だが、リョカはそれに動じず、天候の精霊達を解く。次第に雨足は薄まり、それにつられて水の精霊も勢いを殺がれ、次第に散り散りに消えていく。
「せっかく魔法を試すいい機会でしたのに!」
「フローラ!」
興奮冷めやらぬ彼女をぴしゃりとしかりつけるリョカの怒声。フローラはきょとんとした様子で彼を見上げる。
「フローラ……。君の魔法がすばらしいのはよくわかっている。けどね、それで何か徒に傷付けるのは、良くないことだと思うんだ」
リョカは地面に散らばった木片を拾い上げ、癒しの精霊を呼び寄せる。彼らは木片を持ち主であろう木偶のもとへと運び去っていく。

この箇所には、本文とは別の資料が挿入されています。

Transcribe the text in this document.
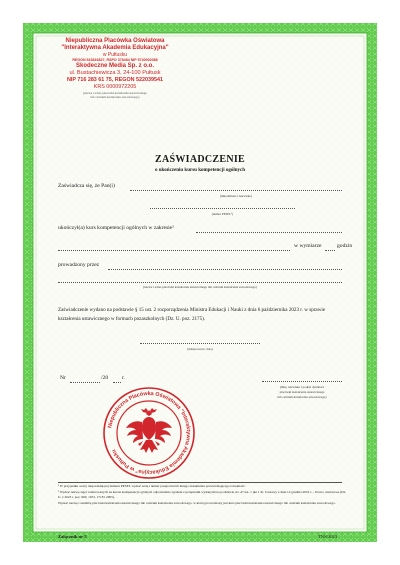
Niepubliczna Placówka Oświatowa
"Interaktywna Akademia Edukacyjna"
w Pułtusku
REGON 523816827, RSPO 378484 NIP 5740002088
Skodeczne Media Sp. z o.o.
ul. Bustachiewicza 3, 24-100 Pułtusk
NIP 716 283 61 75, REGON 522039541
KRS 0000972205
(nazwa i adres placówki kształcenia ustawicznego
lub centrum kształcenia zawodowego)
ZAŚWIADCZENIE
o ukończeniu kursu kompetencji ogólnych
Zaświadcza się, że Pan(i)
(imię/imiona i nazwisko)
(numer PESEL¹)
ukończył(a) kurs kompetencji ogólnych w zakresie²
w wymiarze	godzin
prowadzony przez
(nazwa i adres placówki kształcenia ustawicznego lub centrum kształcenia zawodowego)
Zaświadczenie wydano na podstawie § 15 ust. 2 rozporządzenia Ministra Edukacji i Nauki z dnia 6 października 2023 r. w sprawie kształcenia ustawicznego w formach pozaszkolnych (Dz. U. poz. 2175).
(miejscowość, data)
Nr	/20 r.
(imię, nazwisko i podpis dyrektora
placówki kształcenia ustawicznego
lub centrum kształcenia zawodowego)
Niepubliczna Placówka Oświatowa "Interaktywna Akademia Edukacyjna" w Pułtusku
¹ W przypadku osoby nieposiadającej numeru PESEL wpisać serię i numer paszportu lub innego dokumentu potwierdzającego tożsamość.
² Wpisać nazwę zajęć realizowanych na kursie kompetencji ogólnych odpowiednio zgodnie z przepisami wydanymi na podstawie art. 47 ust. 1 pkt 1 lit. b ustawy z dnia 14 grudnia 2016 r. – Prawo oświatowe (Dz. U. z 2023 r. poz. 900, 1672, 1718 i 2005).
Wpisać nazwę i siedzibę placówki kształcenia ustawicznego lub centrum kształcenia zawodowego, w której prowadzony jest kurs placówki kształcenia ustawicznego lub centrum kształcenia zawodowego.
Załącznik nr 5	TNS/2023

「たとえ物質生命の魔物でも、感情はある。きっとフローラさんに怯えていたと思うよ」
「当然ですわ。私のことをここまで……」
「身を守るために力を使うのは悪いことじゃない。僕だってこれまでにいくつもの魔物の命を奪ってきたし、それは否定できない。けど、脅威が去ったのなら、もうそこで終わりにしないといけないよ」
「ですけど……」
「それに、ベネットさんは言ってましたよね? 請われるままに魔法を詠唱するのでは、どちらが使役されているかわからないって……」
「私はちゃんと……使役していましたわ……」
「精霊はね……。でも、冷静で居られた? 違うよね。昔、僕がデボラさんを危険な目に遭わせたとき、それと一緒さ。自分ではできると思って過信して、そして無用な結果を招く……。フローラさんのケープ、汚れちゃったけど、だからといってここに住む小鬼達を八つ裂きにしたかった?」
「それは……」
スモールグールは砂を纏った悪戯な精霊が正体。もちろん集団となれば人を害することもあり、油断はできない。ただ、本来は自分達の縄張りで泥遊びを作っては仲間を増やす程度であり、それはパペットマン達も似たようなもの。キラーパンサーや山賊ウルフなどに比べれば有害さも劣る。
リョカはケープの砂を軽く払い、「ね?」と微笑みかける。
彼女も自身の行動を省み、その穏やかな微笑みに頬を赤く染めて恥じ入る。
「すみません……」
「んーん。フローラさんだって怖かったと思うし、仕方ないよ。でも、もし今度魔物達が戦意を失って逃げたとしたら、それを追ってはいけないよ」
「はい。かわいそうですからね……」
「ええ。それだけじゃないんですけど……」
リョカの真意としては、手負いの魔物が凶暴化して、窮鼠猫を噛むかのごとくキャラバンを襲うということを心配してのことだ。また、人間に手ひどくやられた魔物は、酷く憎むことがあり、特殊な魔物の場合、呪となってやってくることもある。それは特に物質系や悪魔系に多い。
ただ、この大魔道士の卵からすれば、確かに「可哀想」なのかもしれないと、リョカは変に納得してしまう。
「でも、一体どうしてこんなところに? 今みたいのは特別としても、フローラさんの格好だと、ここら辺は歩き難いでしょ?」
街で再会したときとは別の青のワンピース。肌寒さをカバーするためのケープに意味深な宝石の散りばめられたサンダルのみ。足元は露で湿っており、ところどころ緑の線が入ってしまっている。